Sampai di sini masih bagus jika kemudian tindakan yang diambil dalam memperjuangkan Islam dan kaum muslimin adalah tindakan yang positif seperti : menuntut ilmu setinggi mungkin, berkarya untuk umat, membangun perekonomian umat, mendidik umat, dst. Seperti saya pada hari ini, pada poin ini saya memilih untuk memulai jalan perjuangan yang baru yang tidak merugikan kamu muslimin seperti jalan perjuangan lama saya di masa lalu.


Ketiga : Narasi bahwa penyebab kegelisahan atau penderitaan umat Islam adalah karena ulah musuh-musuh Islam


Pada tahapan ini mulai ditanamkan bahwa semua bentuk penderitaan umat Islam disebabkan oleh ulah musuh-musuh Islam yang tidak suka bila Islam berjaya. Umat Islam mengalami kemunduran karena tidak menjalankan kehidupan sesuai syariat Islam dan malah mengikuti aturan kehidupan di luar ajaran Islam. Yang mana hal itu terjadi karena kuatnya cengkeraman hegemoni kekuasaan musuh-musuh Islam.


Dari sinilah diharapkan muncul semangat perjuangan untuk meruntuhkan sistem yang terbukti membuat umat Islam menderita.


Sampai di sini seseorang masih bisa memilih jalan antara menggunakan kekuatan fisik (kekerasan) atau melalui kekuatan politik. Anda tentu fahamlah kelompok mana yang biasa memainkan narasi ini tapi tidak menggunakan cara kekerasan.
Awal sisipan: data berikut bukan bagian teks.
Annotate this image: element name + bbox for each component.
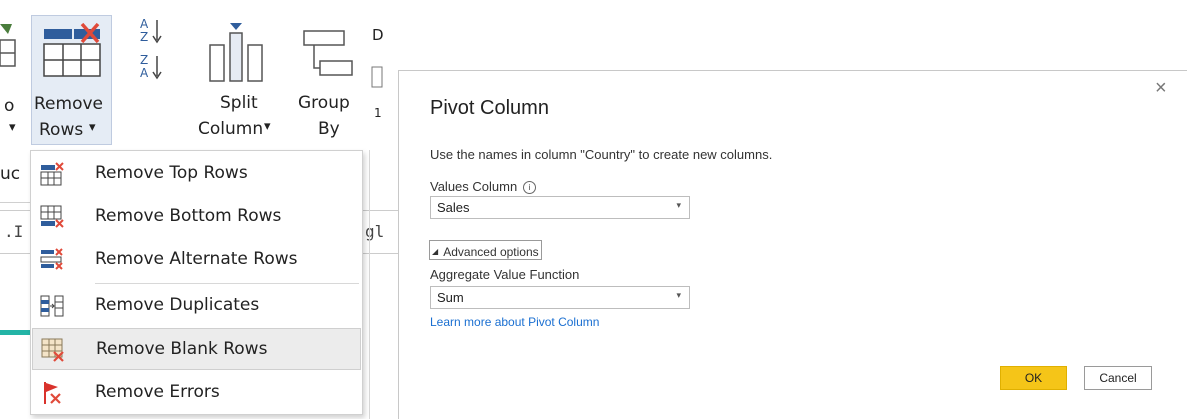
remove-rows-menu: Remove Top Rows Remove Bottom Rows Remov… <box>30 150 363 415</box>
dialog-title: Pivot Column <box>430 97 549 119</box>
ribbon-cutoff-number: 1 <box>374 106 382 120</box>
split-column-button[interactable]: Split Column ▾ <box>194 15 278 145</box>
left-fragment-label: o <box>4 96 15 116</box>
chevron-down-icon: ▾ <box>676 200 681 210</box>
remove-errors-icon <box>44 382 61 404</box>
table-partial-icon <box>0 24 16 67</box>
split-column-icon <box>209 23 263 82</box>
remove-bottom-rows-icon <box>40 205 64 228</box>
group-by-label-line1: Group <box>298 93 350 113</box>
editor-background-right: gl <box>363 150 398 419</box>
group-label-cut: uc <box>0 164 21 184</box>
sort-descending-icon[interactable]: Z A <box>138 54 168 84</box>
sort-ascending-icon[interactable]: A Z <box>138 18 168 48</box>
remove-alternate-rows-icon <box>40 248 63 270</box>
group-by-icon <box>303 30 353 76</box>
menu-item-remove-bottom-rows[interactable]: Remove Bottom Rows <box>32 196 361 238</box>
values-column-label: Values Column <box>430 179 518 194</box>
left-caret[interactable]: ▾ <box>9 120 16 135</box>
values-column-value: Sales <box>437 200 470 215</box>
aggregate-function-select[interactable]: Sum ▾ <box>430 286 690 309</box>
close-icon[interactable]: × <box>1155 77 1167 100</box>
advanced-options-label: Advanced options <box>443 245 539 259</box>
dialog-description: Use the names in column "Country" to cre… <box>430 147 773 162</box>
values-column-select[interactable]: Sales ▾ <box>430 196 690 219</box>
menu-item-label: Remove Duplicates <box>95 295 260 315</box>
cancel-button[interactable]: Cancel <box>1084 366 1152 390</box>
collapse-triangle-icon: ◢ <box>432 247 439 256</box>
remove-rows-caret: ▾ <box>89 120 96 135</box>
menu-item-remove-alternate-rows[interactable]: Remove Alternate Rows <box>32 239 361 281</box>
pivot-column-dialog: × Pivot Column Use the names in column "… <box>398 70 1187 419</box>
menu-item-remove-duplicates[interactable]: Remove Duplicates <box>32 285 361 327</box>
remove-rows-button[interactable]: Remove Rows ▾ <box>31 15 112 145</box>
group-by-label-line2: By <box>318 119 340 139</box>
remove-rows-label-line2: Rows <box>39 120 84 140</box>
learn-more-link[interactable]: Learn more about Pivot Column <box>430 315 599 329</box>
menu-item-label: Remove Alternate Rows <box>95 249 298 269</box>
aggregate-function-value: Sum <box>437 290 464 305</box>
editor-background: uc .I <box>0 150 30 419</box>
group-by-button[interactable]: Group By <box>294 15 360 145</box>
remove-rows-label-line1: Remove <box>34 94 103 114</box>
split-column-caret: ▾ <box>264 119 271 134</box>
ribbon-cutoff-letter: D <box>372 26 384 44</box>
remove-duplicates-icon <box>40 295 64 317</box>
ok-button[interactable]: OK <box>1000 366 1067 390</box>
menu-item-label: Remove Top Rows <box>95 163 248 183</box>
remove-rows-icon <box>43 22 101 77</box>
split-column-label-line1: Split <box>220 93 258 113</box>
formula-fragment-left: .I <box>4 222 24 241</box>
remove-blank-rows-icon <box>41 338 64 362</box>
chevron-down-icon: ▾ <box>676 290 681 300</box>
ribbon: o ▾ Remove Rows ▾ A Z Z A Split Column ▾… <box>0 0 384 150</box>
formula-fragment-right: gl <box>365 222 385 241</box>
menu-item-remove-errors[interactable]: Remove Errors <box>32 372 361 414</box>
teal-accent-bar <box>0 330 30 335</box>
ribbon-cutoff-icon <box>371 66 383 88</box>
remove-top-rows-icon <box>40 162 64 186</box>
menu-item-label: Remove Bottom Rows <box>95 206 282 226</box>
menu-item-label: Remove Blank Rows <box>96 339 268 359</box>
split-column-label-line2: Column <box>198 119 264 139</box>
info-icon[interactable]: i <box>523 181 536 194</box>
menu-item-remove-blank-rows[interactable]: Remove Blank Rows <box>32 328 361 370</box>
menu-item-label: Remove Errors <box>95 382 220 402</box>
aggregate-function-label: Aggregate Value Function <box>430 267 580 282</box>
menu-item-remove-top-rows[interactable]: Remove Top Rows <box>32 153 361 195</box>
advanced-options-toggle[interactable]: ◢ Advanced options <box>429 240 542 260</box>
Dan bagi yang setuju dengan cara kekerasan, mereka akan mudah menerima narasi berikutnya.


Keempat : Narasi Perlawanan


Di sini dimunculkan pemikiran bahwa saat ini satu-satunya (ingat : satu-satunya) jalan membebaskan umat Islam dari penderitaan adalah dengan mulai memerangi musuh-musuh Islam dengan kekuatan yang ada (baca: seadanya). Di sinilah bahayanya.


Jika pada narasi-narasi sebelumnya seseorang masih punya pilihan jalan lain, maka pada narasi ini sudah tidak ada lagi pilihan lain. Akibatnya orang yang meyakininya akan menganggap semua jalan perjuangan yang selainnya adalah salah. Minimal tidak efektif, terlalu lama, dst.


Seseorang yang sudah sampai pada pemikiran seperti ini cenderung akan selalu berpikiran sempit dan mudah terprovokasi, sehingga mudah menerima narasi kelima atau yang terkahir.


Kelima : Provokasi melakukan aksi


Pada tahapan ini seseorang yang telah meyakini bahwa melakukan perlawanan adalah satu-satunya solusi, tinggal diprovokasi sedikit lagi ia akan berubah dari sekedar berpemikiran radikal menjadi pelaku aksi terorisme.


Contoh kalimat provokasi yang sangat ampuh salah satunya adalah : “Lebih baik mati dalam keadaan melawan musuh daripada hidup terhina dalam kekuasaan musuh”.


Masalahnya, yang lebih berbahaya lagi adalah ketika definisi musuhnya adalah menurut pemahaman sempit pribadi. Dan inilah yang terjadi pada ISIS dan para pengikutnya di seluruh dunia.